This directory contains a Helm chart for a default configuration to use MLHub.
It is inspired and partially based on the great Zero to JupyterHub K8s project.
However, we made some modifications for two reasons; first, to get it work with ml-hub and and ml-workspace. Second, to simplify the setup. Zero to Jupyterhub K8s is very sophisticated but adds an extra layer of complexity by, for example, not directly enabling you to configure KubeSpawner as you are used to by Jupyterhub via it's c.Spawner
config but via mixing it with infrastructure configuration in the same values.yaml
file. They have a great documentation about pre-pulling images, auto-scaling the cluster etc. So if this simple version is not enough, we recommend to check out their project and documentation.

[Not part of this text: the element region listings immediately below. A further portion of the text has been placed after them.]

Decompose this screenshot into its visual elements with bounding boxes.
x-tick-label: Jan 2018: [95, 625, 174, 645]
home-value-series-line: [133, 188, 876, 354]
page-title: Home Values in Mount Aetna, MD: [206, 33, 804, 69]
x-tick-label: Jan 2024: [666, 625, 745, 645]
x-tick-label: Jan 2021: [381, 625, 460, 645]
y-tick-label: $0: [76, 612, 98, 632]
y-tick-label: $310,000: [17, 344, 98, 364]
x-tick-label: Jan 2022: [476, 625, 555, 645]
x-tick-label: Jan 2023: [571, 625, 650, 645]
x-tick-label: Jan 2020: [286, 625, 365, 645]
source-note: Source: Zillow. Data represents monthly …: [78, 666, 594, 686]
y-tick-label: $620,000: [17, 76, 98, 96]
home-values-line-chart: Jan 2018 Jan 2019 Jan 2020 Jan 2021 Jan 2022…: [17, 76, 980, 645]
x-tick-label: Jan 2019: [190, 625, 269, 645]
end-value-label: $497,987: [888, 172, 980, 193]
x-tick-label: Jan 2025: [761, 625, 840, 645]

Most prominent changes to the "original" project:
- change of the command fields in hub and proxy yamls
- modifying ports to make tunnelling of ssh possible
- changes of default values, e.g. the used images
- changes of paths, e.g. the ssl secret mount path
- separated the deployment configuration and the configuration for JupyterHub & the Spawner
- removed a few Kubernetes resources such as the image puller etc.
We do not push the helm chart to a repository for now, so feel free to download it from the mlhub releases page or to create the package yourself via the helm package
command.
You can then deploy the chart via helm upgrade --install mlhub packaged-chart.tgz --namespace $namespace --values config.yaml --set-file userConfig=./jupyterhub_user_config.py
.
The config.yaml
can be used to overrride default deployment values, the userConfig
can be used to configure JupyterHub and the Spawner.
For more details, check out the main readme.
You find the default values for the deployment in the mlhub/values.yaml file. Some values should be self-explanatory; if not we encourage you to have a look at the chart files or at the Zero to JupyterHub K8s documentation, on which our setup is based.